Lists are great. They inspire discussion, create arguments, and tend to spiral off into fun new lists. When you do a list about the “BEST” of anything it goes from being fun to becoming a hotbed for arguments. There’s no such thing as a definitive list but I’ve decided to pull from my rather extensive life of film watching and put it to good use.
This is not the “film critic’s top 100” list. There’s no guarantee Citizen Kane or The Bicycle Thief will be in the top echelon or even on the list. This is the 100 movies I would put my name on as my top 100. If I died tomorrow this would represent the 100 films I find most vital, special, or ones that bonded to whatever it is that makes me me. I’m not including documentaries, though that might make for a nice supplemental list.
The first 80 will be in no particular order. The last 20 will be in very particular order. One a day, you have my word.
#91 – JFK
Why is it here:
Oliver Stone is a polarizing filmmaker, especially to people too young to have experienced the tremendous run of films he created from Salvador on to Platoon to Wall Street to Talk Radio to Born on the Fourth of July to The Doors to this film. The 80’s was his decade whether by critical acclaim, box office success, or incendiary discussion. Stone’s mania gave his films an electricity that made them so much more that biopics. They were event films and he routinely brought career best performances from the people associated. JFK is the culmination of that decade, an assault on the senses and a heavily researched “what if” of a movie with one of the best casts ever assembled. Despite shaky accent work Kevin Costner anchors the film well (as he did in the excellent Thirteen Days) and he’s assisted heavily by everyone around him aside from Oliver Stone’s son, who is a nightmare. It’s an amazing, moving, and inspiring film. I defy anyone who loves film not to watch this to see just how far the medium can be stretched to tell a story.
And Donald Sutherland’s gigantic monologue deserves its own award.
Moments to savor:
The Mister X sequence is a masterstroke. Walter Matthau on the plane bending Jim Garrison’s ear. John Candy’s down home charm. Seeing Tommy Lee Jones and Gary Oldman disappear into roles. The grisly revisiting of one of the most famous murders of all time. Trying to figure what the film stock is on any given shot.

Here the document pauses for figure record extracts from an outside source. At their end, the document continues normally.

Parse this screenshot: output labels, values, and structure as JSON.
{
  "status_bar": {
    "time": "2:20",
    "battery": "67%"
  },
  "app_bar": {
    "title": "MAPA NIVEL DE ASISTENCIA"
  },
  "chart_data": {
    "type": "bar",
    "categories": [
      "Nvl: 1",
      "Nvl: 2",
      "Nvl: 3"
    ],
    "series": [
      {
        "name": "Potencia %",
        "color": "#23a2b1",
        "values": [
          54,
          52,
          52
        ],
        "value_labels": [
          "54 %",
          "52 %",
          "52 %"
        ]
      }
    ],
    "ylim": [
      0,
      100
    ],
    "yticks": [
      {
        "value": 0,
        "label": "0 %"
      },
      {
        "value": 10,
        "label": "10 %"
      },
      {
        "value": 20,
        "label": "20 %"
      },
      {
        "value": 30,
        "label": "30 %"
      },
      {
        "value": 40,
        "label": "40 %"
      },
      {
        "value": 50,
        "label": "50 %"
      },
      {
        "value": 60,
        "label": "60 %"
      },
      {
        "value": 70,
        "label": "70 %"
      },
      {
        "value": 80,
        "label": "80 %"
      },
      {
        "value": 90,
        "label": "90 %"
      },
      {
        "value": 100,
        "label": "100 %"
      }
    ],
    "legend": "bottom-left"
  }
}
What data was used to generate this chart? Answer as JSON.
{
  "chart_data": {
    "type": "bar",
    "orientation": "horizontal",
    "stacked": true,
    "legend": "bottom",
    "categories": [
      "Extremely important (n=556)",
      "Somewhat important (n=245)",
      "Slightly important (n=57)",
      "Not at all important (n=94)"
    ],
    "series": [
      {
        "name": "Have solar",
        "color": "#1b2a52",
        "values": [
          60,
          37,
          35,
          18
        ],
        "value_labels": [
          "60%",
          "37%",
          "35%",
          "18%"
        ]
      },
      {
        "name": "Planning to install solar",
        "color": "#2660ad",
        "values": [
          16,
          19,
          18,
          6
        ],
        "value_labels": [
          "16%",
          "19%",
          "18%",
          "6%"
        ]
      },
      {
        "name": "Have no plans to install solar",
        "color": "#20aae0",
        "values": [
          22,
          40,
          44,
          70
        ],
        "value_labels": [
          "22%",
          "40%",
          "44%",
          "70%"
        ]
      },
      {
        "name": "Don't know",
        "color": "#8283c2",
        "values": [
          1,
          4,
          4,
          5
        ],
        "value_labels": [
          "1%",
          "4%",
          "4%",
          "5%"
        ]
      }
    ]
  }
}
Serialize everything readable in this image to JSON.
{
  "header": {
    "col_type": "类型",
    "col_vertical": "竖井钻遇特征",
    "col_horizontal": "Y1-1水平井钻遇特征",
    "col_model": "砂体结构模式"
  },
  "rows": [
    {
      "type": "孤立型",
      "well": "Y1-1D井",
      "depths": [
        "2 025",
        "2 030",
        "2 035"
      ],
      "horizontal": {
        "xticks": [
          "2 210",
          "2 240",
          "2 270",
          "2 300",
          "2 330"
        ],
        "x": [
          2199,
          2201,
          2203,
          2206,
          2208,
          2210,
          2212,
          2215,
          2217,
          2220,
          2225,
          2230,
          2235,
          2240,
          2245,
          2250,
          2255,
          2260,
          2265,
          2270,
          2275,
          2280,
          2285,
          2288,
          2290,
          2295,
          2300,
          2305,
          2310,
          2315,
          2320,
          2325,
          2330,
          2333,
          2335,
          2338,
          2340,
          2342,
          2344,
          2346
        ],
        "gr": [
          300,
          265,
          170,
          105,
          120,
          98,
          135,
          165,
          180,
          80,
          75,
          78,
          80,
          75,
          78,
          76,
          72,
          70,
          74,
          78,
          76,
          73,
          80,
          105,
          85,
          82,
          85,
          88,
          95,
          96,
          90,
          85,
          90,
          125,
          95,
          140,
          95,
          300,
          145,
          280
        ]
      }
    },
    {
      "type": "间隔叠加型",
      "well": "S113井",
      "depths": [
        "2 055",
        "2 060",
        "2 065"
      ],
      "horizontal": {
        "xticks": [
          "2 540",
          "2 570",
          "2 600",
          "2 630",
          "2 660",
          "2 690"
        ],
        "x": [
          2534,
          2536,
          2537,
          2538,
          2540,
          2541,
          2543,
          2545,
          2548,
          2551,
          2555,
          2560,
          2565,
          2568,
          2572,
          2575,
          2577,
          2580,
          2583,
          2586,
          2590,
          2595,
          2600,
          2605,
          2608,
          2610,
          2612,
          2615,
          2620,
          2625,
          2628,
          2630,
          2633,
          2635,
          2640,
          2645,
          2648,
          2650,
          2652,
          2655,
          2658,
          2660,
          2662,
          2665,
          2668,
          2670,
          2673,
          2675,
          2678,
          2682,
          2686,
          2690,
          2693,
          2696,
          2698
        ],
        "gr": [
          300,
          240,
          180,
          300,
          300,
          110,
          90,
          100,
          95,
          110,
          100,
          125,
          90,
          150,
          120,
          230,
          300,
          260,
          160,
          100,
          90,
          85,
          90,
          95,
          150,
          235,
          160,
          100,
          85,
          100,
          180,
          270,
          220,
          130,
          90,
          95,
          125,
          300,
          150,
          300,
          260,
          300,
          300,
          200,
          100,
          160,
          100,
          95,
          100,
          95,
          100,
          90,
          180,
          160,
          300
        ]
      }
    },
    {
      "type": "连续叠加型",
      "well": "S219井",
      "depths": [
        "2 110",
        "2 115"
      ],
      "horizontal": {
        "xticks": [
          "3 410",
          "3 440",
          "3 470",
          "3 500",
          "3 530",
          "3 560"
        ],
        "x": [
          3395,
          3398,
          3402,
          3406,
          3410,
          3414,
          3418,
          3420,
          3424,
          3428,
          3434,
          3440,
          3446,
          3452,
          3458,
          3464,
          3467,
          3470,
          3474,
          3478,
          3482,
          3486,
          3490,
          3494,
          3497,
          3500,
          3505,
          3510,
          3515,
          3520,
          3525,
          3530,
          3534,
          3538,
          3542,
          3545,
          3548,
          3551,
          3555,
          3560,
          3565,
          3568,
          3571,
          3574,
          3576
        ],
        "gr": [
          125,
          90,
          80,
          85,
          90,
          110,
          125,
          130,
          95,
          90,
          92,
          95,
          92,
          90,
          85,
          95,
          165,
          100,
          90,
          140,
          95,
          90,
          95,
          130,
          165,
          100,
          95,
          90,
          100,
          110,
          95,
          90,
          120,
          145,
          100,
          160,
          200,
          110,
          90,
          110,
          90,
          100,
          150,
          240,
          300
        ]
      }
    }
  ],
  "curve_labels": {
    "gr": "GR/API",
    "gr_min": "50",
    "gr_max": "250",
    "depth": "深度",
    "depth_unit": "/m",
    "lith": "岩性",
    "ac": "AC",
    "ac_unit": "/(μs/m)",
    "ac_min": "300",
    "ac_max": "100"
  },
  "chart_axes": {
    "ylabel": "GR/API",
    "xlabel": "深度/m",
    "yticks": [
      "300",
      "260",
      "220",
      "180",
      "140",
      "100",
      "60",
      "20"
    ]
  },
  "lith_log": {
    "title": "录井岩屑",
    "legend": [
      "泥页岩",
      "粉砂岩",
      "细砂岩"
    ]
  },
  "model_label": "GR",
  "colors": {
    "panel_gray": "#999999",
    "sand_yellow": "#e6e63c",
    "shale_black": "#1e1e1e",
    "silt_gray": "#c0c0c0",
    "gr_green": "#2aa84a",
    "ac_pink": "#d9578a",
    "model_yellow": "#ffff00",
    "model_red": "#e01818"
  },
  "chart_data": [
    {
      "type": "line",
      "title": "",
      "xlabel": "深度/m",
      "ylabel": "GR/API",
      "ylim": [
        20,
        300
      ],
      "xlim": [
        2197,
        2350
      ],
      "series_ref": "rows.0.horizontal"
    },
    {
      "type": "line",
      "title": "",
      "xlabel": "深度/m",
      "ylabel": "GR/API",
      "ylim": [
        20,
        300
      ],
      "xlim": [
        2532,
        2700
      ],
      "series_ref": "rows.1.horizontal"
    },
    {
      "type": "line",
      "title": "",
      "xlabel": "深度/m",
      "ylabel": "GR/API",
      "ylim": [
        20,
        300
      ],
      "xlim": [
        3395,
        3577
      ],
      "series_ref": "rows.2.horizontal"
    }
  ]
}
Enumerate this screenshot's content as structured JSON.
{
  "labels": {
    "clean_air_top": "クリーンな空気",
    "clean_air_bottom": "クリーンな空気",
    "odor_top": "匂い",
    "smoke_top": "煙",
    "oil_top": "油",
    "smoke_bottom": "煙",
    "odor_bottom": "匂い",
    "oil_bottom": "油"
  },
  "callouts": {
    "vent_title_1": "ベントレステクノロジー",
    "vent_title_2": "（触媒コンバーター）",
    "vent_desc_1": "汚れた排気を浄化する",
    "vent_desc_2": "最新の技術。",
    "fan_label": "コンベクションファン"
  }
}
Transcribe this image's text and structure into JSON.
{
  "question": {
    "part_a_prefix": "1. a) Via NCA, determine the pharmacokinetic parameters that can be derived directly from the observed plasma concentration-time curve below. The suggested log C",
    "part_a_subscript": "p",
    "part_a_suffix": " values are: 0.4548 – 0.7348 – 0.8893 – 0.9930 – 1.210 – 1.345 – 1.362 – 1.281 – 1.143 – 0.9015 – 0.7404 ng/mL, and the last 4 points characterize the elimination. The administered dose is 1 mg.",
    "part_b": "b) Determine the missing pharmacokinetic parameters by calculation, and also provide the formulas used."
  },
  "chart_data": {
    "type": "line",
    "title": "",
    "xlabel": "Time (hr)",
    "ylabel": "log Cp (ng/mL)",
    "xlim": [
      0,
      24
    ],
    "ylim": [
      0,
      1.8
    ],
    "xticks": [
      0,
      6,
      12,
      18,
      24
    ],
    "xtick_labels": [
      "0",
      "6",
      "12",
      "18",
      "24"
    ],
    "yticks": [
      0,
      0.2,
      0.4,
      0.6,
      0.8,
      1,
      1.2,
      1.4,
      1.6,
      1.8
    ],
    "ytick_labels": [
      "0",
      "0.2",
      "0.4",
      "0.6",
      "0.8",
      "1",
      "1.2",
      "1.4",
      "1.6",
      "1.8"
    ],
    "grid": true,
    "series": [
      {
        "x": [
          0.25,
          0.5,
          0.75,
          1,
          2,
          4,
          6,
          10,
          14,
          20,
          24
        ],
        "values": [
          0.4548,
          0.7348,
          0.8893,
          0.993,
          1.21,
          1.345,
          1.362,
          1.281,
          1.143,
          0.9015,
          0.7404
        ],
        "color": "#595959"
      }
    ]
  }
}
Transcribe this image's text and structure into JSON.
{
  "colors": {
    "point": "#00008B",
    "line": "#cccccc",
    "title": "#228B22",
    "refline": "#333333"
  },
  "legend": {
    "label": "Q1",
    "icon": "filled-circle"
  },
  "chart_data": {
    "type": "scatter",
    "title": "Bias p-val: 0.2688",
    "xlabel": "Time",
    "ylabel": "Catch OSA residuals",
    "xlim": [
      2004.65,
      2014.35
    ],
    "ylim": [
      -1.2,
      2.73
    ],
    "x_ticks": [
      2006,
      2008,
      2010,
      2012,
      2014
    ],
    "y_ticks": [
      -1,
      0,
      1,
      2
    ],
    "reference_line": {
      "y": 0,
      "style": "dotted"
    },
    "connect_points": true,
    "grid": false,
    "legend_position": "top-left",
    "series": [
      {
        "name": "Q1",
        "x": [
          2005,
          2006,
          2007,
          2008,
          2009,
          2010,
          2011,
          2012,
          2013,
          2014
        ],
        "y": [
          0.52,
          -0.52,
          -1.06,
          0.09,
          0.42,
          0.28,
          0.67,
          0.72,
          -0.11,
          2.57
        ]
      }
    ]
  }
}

Very high despite the length of the film. It’s a film that teeters back and forth in terms of the fiction/nonfiction scale and it makes it even more engaging. It seems so batshit crazy at times but Stone is such a fantastic puller of emotion that suspension of disbelief sometimes gives in to the sheet force of his vision.
This is one of those movies that really is one of the last awe-inspiring kitchen sink films of the pre-digital era. A lot of the cutting techniques and varying degrees of quality in the film stock is something that is the norm today. It’s easy to do now and the world is built around tremendous amounts of cutting and use of the frame to keep the eye diverted. Oliver Stone dug deep here and it makes the film really a kind of pioneer in the way it told its story. It’s not Stone’s creation of course, he studied from many greats on both sides of the pond and it shows.